En colza, comme pour les autres cultures, la forte hétérogénéité est également de mise, et les volumes pourraient tomber à 3,2-3,3 Mt (3,36 Mt selon Agreste début juillet). « Nous sommes très proches des estimations de l’observatoire des cultures européennes de la Commission (Mars) », précise Arthur Portier. L’organisme européen estime le rendement moyen français à 3,05 t/ha au 27 juillet.
Du côté du blé dur, comme pour le blé tendre, les volumes sont réduits, mais la qualité globalement bonne, malgré une certaine hétérogénéité.

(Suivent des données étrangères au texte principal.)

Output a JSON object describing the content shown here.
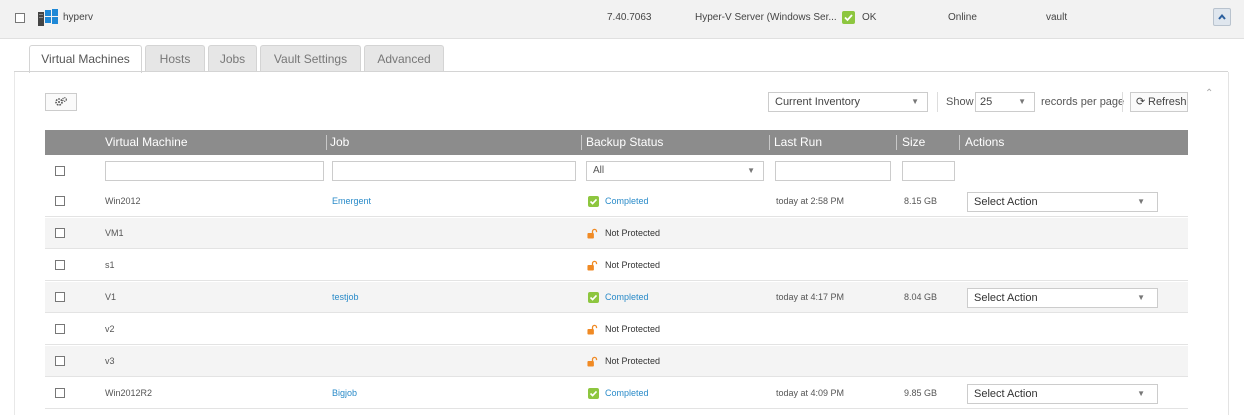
{
  "host": {
    "name": "hyperv",
    "version": "7.40.7063",
    "type": "Hyper-V Server (Windows Ser...",
    "status": "OK",
    "state": "Online",
    "vault": "vault"
  },
  "tabs": [
    {
      "label": "Virtual Machines",
      "active": true
    },
    {
      "label": "Hosts",
      "active": false
    },
    {
      "label": "Jobs",
      "active": false
    },
    {
      "label": "Vault Settings",
      "active": false
    },
    {
      "label": "Advanced",
      "active": false
    }
  ],
  "toolbar": {
    "inventory_value": "Current Inventory",
    "show_label": "Show",
    "page_size": "25",
    "records_label": "records per page",
    "refresh_label": "Refresh"
  },
  "table": {
    "headers": [
      "Virtual Machine",
      "Job",
      "Backup Status",
      "Last Run",
      "Size",
      "Actions"
    ],
    "status_filter": "All",
    "rows": [
      {
        "vm": "Win2012",
        "job": "Emergent",
        "status": "Completed",
        "last_run": "today at 2:58 PM",
        "size": "8.15 GB",
        "action": "Select Action"
      },
      {
        "vm": "VM1",
        "job": "",
        "status": "Not Protected",
        "last_run": "",
        "size": "",
        "action": ""
      },
      {
        "vm": "s1",
        "job": "",
        "status": "Not Protected",
        "last_run": "",
        "size": "",
        "action": ""
      },
      {
        "vm": "V1",
        "job": "testjob",
        "status": "Completed",
        "last_run": "today at 4:17 PM",
        "size": "8.04 GB",
        "action": "Select Action"
      },
      {
        "vm": "v2",
        "job": "",
        "status": "Not Protected",
        "last_run": "",
        "size": "",
        "action": ""
      },
      {
        "vm": "v3",
        "job": "",
        "status": "Not Protected",
        "last_run": "",
        "size": "",
        "action": ""
      },
      {
        "vm": "Win2012R2",
        "job": "Bigjob",
        "status": "Completed",
        "last_run": "today at 4:09 PM",
        "size": "9.85 GB",
        "action": "Select Action"
      }
    ]
  },
  "colors": {
    "header_bg": "#8c8c8c",
    "link": "#2a8bc9",
    "ok_green": "#8dc63f",
    "lock_orange": "#f08a24"
  },
  "icons": {
    "host": "windows-server-icon",
    "status_ok": "check-icon",
    "status_unprotected": "unlock-icon",
    "toolbar": "gears-icon",
    "refresh": "refresh-icon",
    "collapse": "chevron-up-icon"
  }
}
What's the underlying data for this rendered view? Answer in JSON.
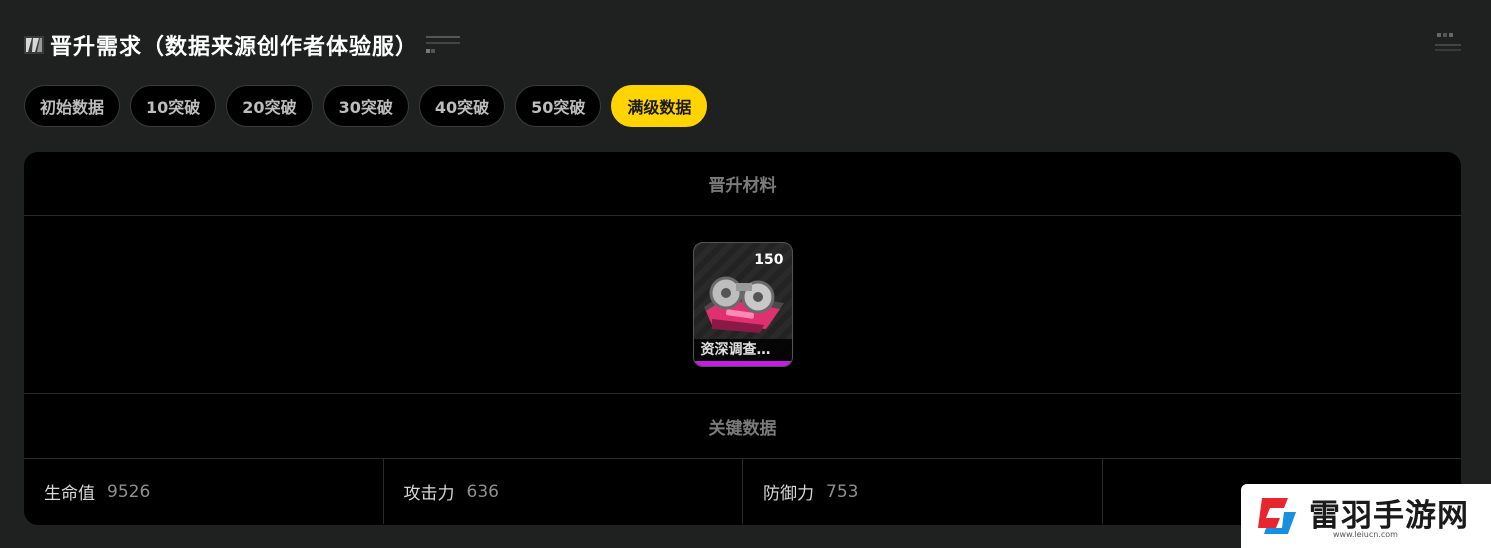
{
  "header": {
    "title": "晋升需求（数据来源创作者体验服）"
  },
  "tabs": [
    {
      "label": "初始数据",
      "active": false
    },
    {
      "label": "10突破",
      "active": false
    },
    {
      "label": "20突破",
      "active": false
    },
    {
      "label": "30突破",
      "active": false
    },
    {
      "label": "40突破",
      "active": false
    },
    {
      "label": "50突破",
      "active": false
    },
    {
      "label": "满级数据",
      "active": true
    }
  ],
  "materials_section": {
    "heading": "晋升材料",
    "items": [
      {
        "name": "资深调查…",
        "count": "150",
        "icon": "tape-recorder-icon",
        "rarity_color": "#c31fe0"
      }
    ]
  },
  "stats_section": {
    "heading": "关键数据",
    "stats": [
      {
        "label": "生命值",
        "value": "9526"
      },
      {
        "label": "攻击力",
        "value": "636"
      },
      {
        "label": "防御力",
        "value": "753"
      },
      {
        "label": "",
        "value": ""
      }
    ]
  },
  "watermark": {
    "name": "雷羽手游网",
    "url": "www.leiucn.com"
  },
  "colors": {
    "background": "#1f2020",
    "panel": "#000000",
    "active_tab": "#ffd400",
    "rarity": "#c31fe0"
  }
}
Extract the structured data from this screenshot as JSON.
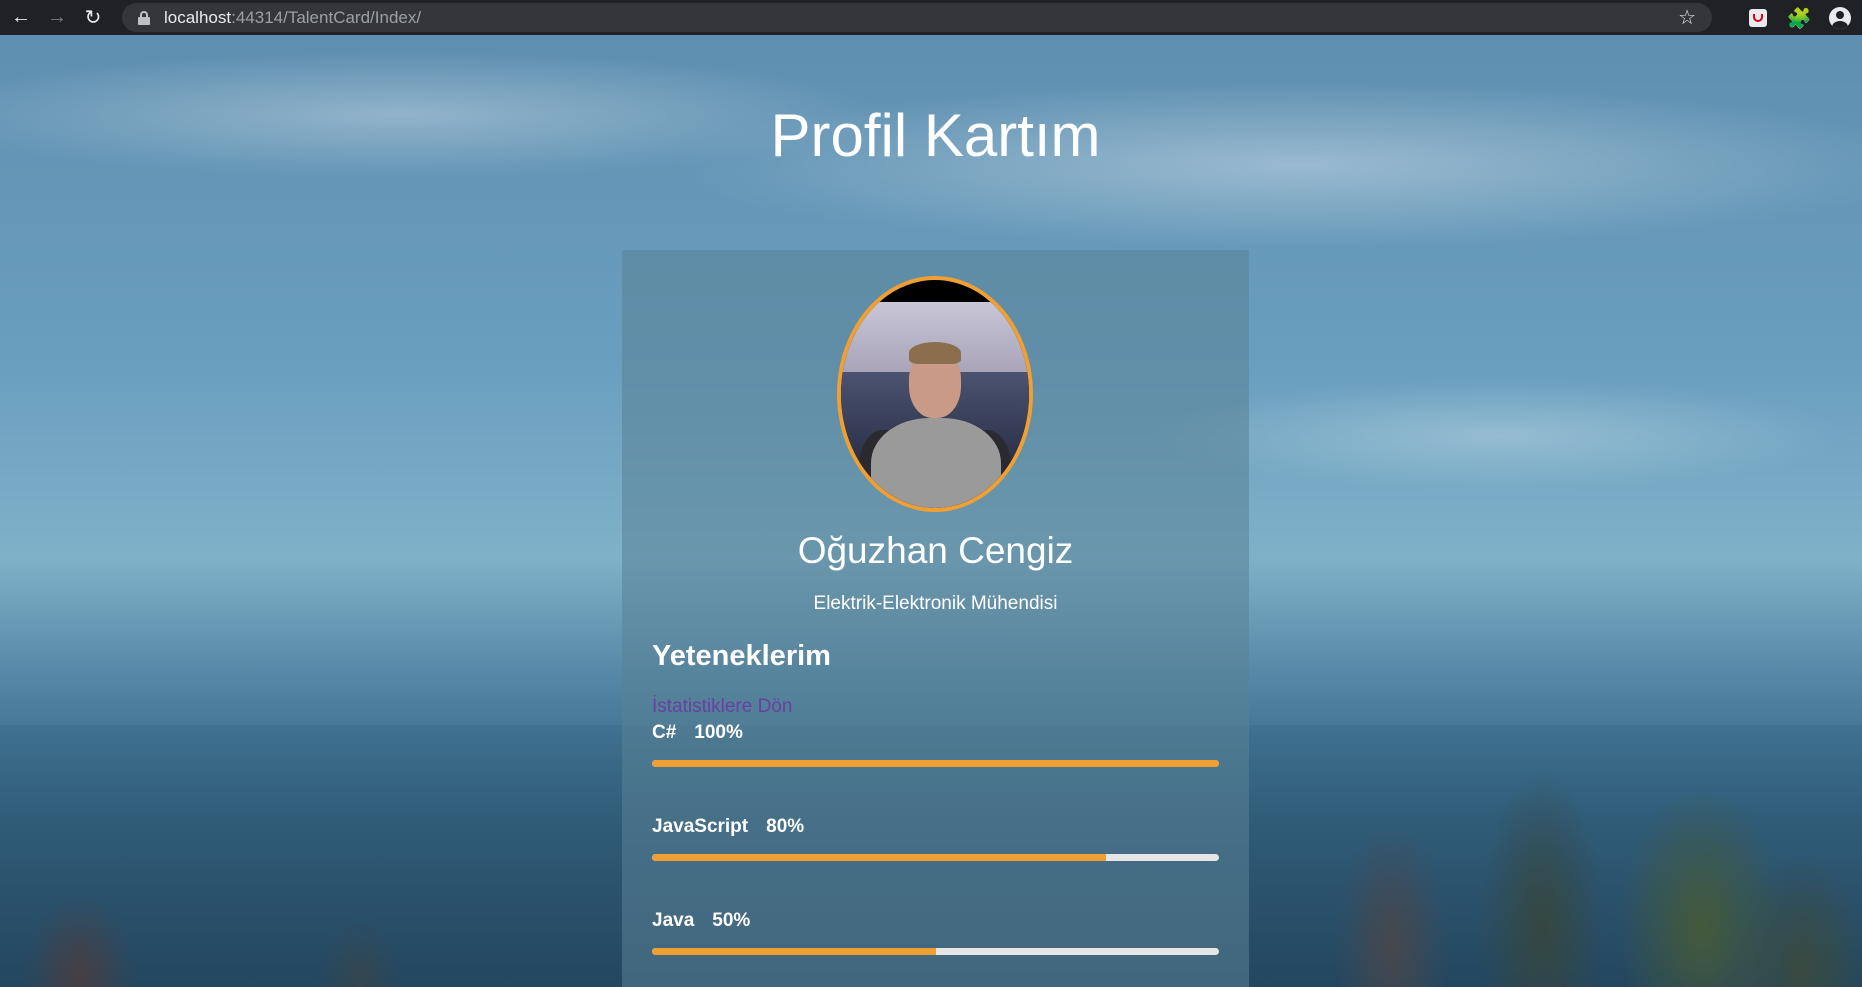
{
  "browser": {
    "url_host": "localhost",
    "url_rest": ":44314/TalentCard/Index/"
  },
  "page": {
    "title": "Profil Kartım"
  },
  "profile": {
    "name": "Oğuzhan Cengiz",
    "job_title": "Elektrik-Elektronik Mühendisi",
    "skills_heading": "Yeteneklerim",
    "back_link": "İstatistiklere Dön"
  },
  "skills": [
    {
      "name": "C#",
      "percent_label": "100%",
      "level": 1.0
    },
    {
      "name": "JavaScript",
      "percent_label": "80%",
      "level": 0.8
    },
    {
      "name": "Java",
      "percent_label": "50%",
      "level": 0.5
    }
  ],
  "colors": {
    "accent": "#f0a032",
    "link": "#6a3fa0"
  }
}
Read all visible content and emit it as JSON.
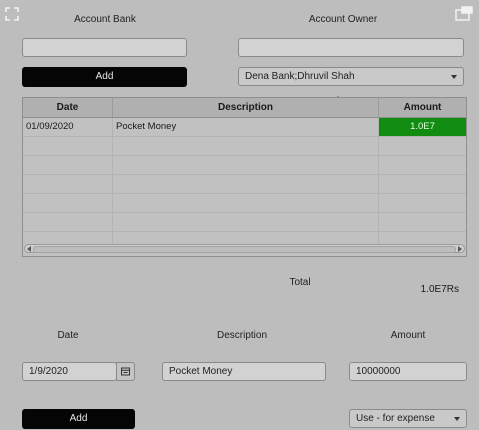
{
  "top": {
    "account_bank_label": "Account Bank",
    "account_owner_label": "Account Owner",
    "account_bank_value": "",
    "account_owner_value": "",
    "add_label": "Add",
    "account_select_value": "Dena Bank;Dhruvil Shah"
  },
  "table": {
    "columns": [
      "Date",
      "Description",
      "Amount"
    ],
    "rows": [
      {
        "date": "01/09/2020",
        "description": "Pocket Money",
        "amount": "1.0E7"
      }
    ],
    "amount_highlight_color": "#118c11"
  },
  "summary": {
    "total_label": "Total",
    "total_value": "1.0E7Rs"
  },
  "entry": {
    "date_label": "Date",
    "description_label": "Description",
    "amount_label": "Amount",
    "date_value": "1/9/2020",
    "description_value": "Pocket Money",
    "amount_value": "10000000",
    "add_label": "Add",
    "type_select_value": "Use - for expense"
  },
  "icons": {
    "top_left": "fullscreen-icon",
    "top_right": "window-icon",
    "calendar": "calendar-icon"
  }
}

En maïs, « on ne tire pas encore la sonnette d’alarme mais le temps chaud et sec commence à inquiéter », souligne Arthur Portier. Ce dernier rappelle que la semaine 31 est témoin de fortes températures, alors que les plantes sont à un stade sensible de développement : la floraison. Et la concurrence internationale risque une nouvelle fois de s’avérer très pressante, avec notamment une récolte ukrainienne « qui pourrait atteindre les 39-40 Mt, les parcelles ayant reçu des pluies juste au bon moment », alerte Arthur Portier.